I had a strange realisation today. My latest bruising encounter with the education system (more later) led me to mull over all sorts of things today, sifting through experiences and discoveries to try to find a way to communicate more effectively with "them", to be taken seriously.
I went back to "the beginning"; just over 5 years ago when, 7 months pregnant, my 2-year-old was diagnosed with autism by a pediatrician in an office at the Children's Hospital. We left with a recommendation to see a speech therapist and little else.
I went home that night and got on the computer, looking for information. Where did I look? Amazon.com. Today is the first time that I have wondered why on earth I did that? Because I had no idea what organisations existed; Amazon grouped books together, sometimes offered reviews ... it seems utterly pitiful now, despite the fact that it worked. I only read one book before S was born, and it was a fantastic book that happened by some enormous coincidence to be located at my local library, all the more extraordinary since I don't know a single other person who has even heard of it: The Science and Fiction of Autism by Laura Schreibman. I'm sure this is not the first time I have mentioned that book in this blog. But it is the first time that I have felt outraged that the diagnosing specialist could not have even put a pamphlet in my hand with a summary of what the disorder was known to consist of, or even better, a support group's contact details.

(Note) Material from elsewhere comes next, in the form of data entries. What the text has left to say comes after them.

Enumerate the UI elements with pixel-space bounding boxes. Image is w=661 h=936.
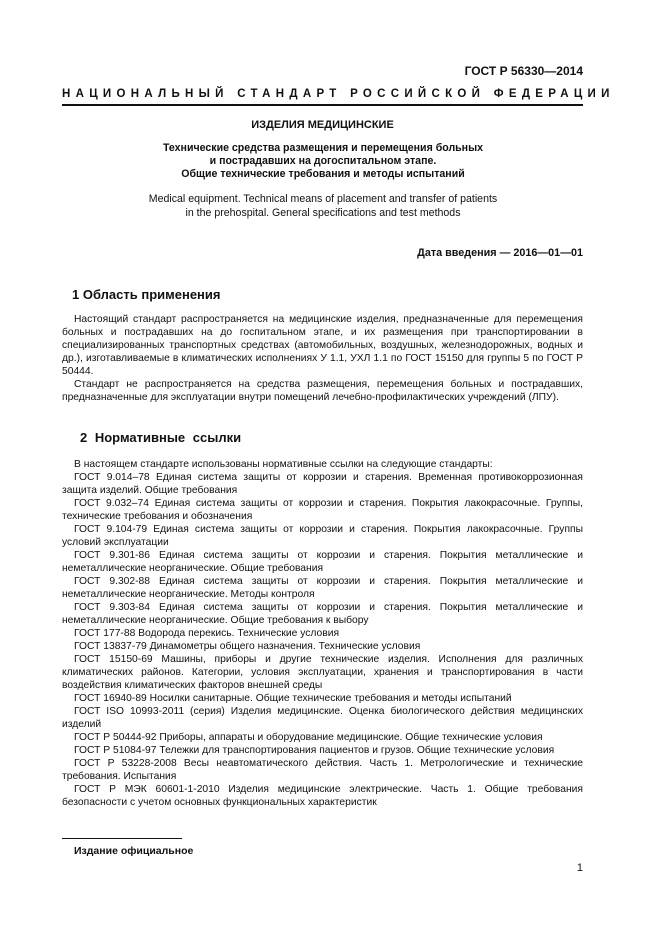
title-en-line: in the prehospital. General specifications and test methods: [185, 207, 461, 219]
title-russian: [100, 142, 546, 181]
paragraph: Настоящий стандарт распространяется на медицинские изделия, предназначенные для перемещения больных и пострадавших на до госпитальном этапе, и их размещения при транспортировании в специализированных транспортных средствах (автомобильных, воздушных, железнодорожных, водных и др.), изготавливаемые в климатических исполнениях У 1.1, УХЛ 1.1 по ГОСТ 15150 для группы 5 по ГОСТ Р 50444.: [62, 314, 583, 377]
section-2-heading: 2 Нормативные ссылки: [80, 430, 242, 445]
section-1-body: [62, 313, 583, 404]
reference-item: ГОСТ Р МЭК 60601-1-2010 Изделия медицинские электрические. Часть 1. Общие требования безопасности с учетом основных функциональных характеристик: [62, 784, 583, 808]
reference-item: ГОСТ 9.301-86 Единая система защиты от коррозии и старения. Покрытия металлические и неметаллические неорганические. Общие требования: [62, 550, 583, 574]
header-rule: [62, 104, 583, 106]
reference-item: ГОСТ 15150-69 Машины, приборы и другие технические изделия. Исполнения для различных климатических районов. Категории, условия эксплуатации, хранения и транспортирования в части воздействия климатических факторов внешней среды: [62, 654, 583, 691]
reference-item: ГОСТ Р 51084-97 Тележки для транспортирования пациентов и грузов. Общие технические условия: [74, 745, 555, 756]
reference-item: ГОСТ 177-88 Водорода перекись. Технические условия: [74, 628, 340, 639]
footer-rule: [62, 838, 182, 839]
national-standard-banner: НАЦИОНАЛЬНЫЙ СТАНДАРТ РОССИЙСКОЙ ФЕДЕРАЦИИ: [62, 88, 615, 100]
title-ru-line: и пострадавших на догоспитальном этапе.: [209, 155, 437, 167]
reference-item: ГОСТ 9.014–78 Единая система защиты от коррозии и старения. Временная противокоррозионная защита изделий. Общие требования: [62, 472, 583, 496]
title-en-line: Medical equipment. Technical means of placement and transfer of patients: [148, 193, 498, 205]
title-english: [100, 192, 546, 220]
reference-item: ГОСТ 9.104-79 Единая система защиты от коррозии и старения. Покрытия лакокрасочные. Группы условий эксплуатации: [62, 524, 583, 548]
page-number: 1: [576, 862, 583, 874]
document-subject: ИЗДЕЛИЯ МЕДИЦИНСКИЕ: [251, 119, 394, 131]
standard-code: ГОСТ Р 56330—2014: [464, 64, 583, 78]
reference-item: ГОСТ 9.032–74 Единая система защиты от коррозии и старения. Покрытия лакокрасочные. Группы, технические требования и обозначения: [62, 498, 583, 522]
reference-item: ГОСТ 9.302-88 Единая система защиты от коррозии и старения. Покрытия металлические и неметаллические неорганические. Методы контроля: [62, 576, 583, 600]
official-edition-label: Издание официальное: [74, 845, 194, 857]
title-ru-line: Общие технические требования и методы испытаний: [181, 168, 465, 180]
paragraph: Стандарт не распространяется на средства размещения, перемещения больных и пострадавших, предназначенные для эксплуатации внутри помещений лечебно-профилактических учреждений (ЛПУ).: [62, 379, 583, 403]
paragraph: В настоящем стандарте использованы нормативные ссылки на следующие стандарты:: [74, 459, 493, 470]
reference-item: ГОСТ ISO 10993-2011 (серия) Изделия медицинские. Оценка биологического действия медицинских изделий: [62, 706, 583, 730]
title-ru-line: Технические средства размещения и перемещения больных: [162, 142, 484, 154]
section-1-heading: 1 Область применения: [72, 287, 221, 302]
introduction-date: Дата введения — 2016—01—01: [417, 247, 583, 259]
reference-item: ГОСТ 16940-89 Носилки санитарные. Общие технические требования и методы испытаний: [74, 693, 512, 704]
reference-item: ГОСТ 9.303-84 Единая система защиты от коррозии и старения. Покрытия металлические и неметаллические неорганические. Общие требования к выбору: [62, 602, 583, 626]
reference-item: ГОСТ 13837-79 Динамометры общего назначения. Технические условия: [74, 641, 421, 652]
section-2-body: [62, 458, 583, 809]
reference-item: ГОСТ Р 53228-2008 Весы неавтоматического действия. Часть 1. Метрологические и технические требования. Испытания: [62, 758, 583, 782]
reference-item: ГОСТ Р 50444-92 Приборы, аппараты и оборудование медицинские. Общие технические условия: [74, 732, 543, 743]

As it happens, it was several more years before I picked up anything that referred to Asperger's Syndrome, because no-one explained its relevance and I was barely functional enough with two difficult infants on my hands to process any information. So instead, when I was able to read anything, I tormented myself with information which was in many ways of only tangential relevance to my son. Certainly, with some guidance, I might more quickly have understood that he would keep developing, changing, and that there was much that we could do to help. Instead there was fear, fear, fear, and grief, which there would have been anyway. But the fear might have diminished if it hadn't taken 2 years to find a pediatrician who regarded it as part of her role to support the parents.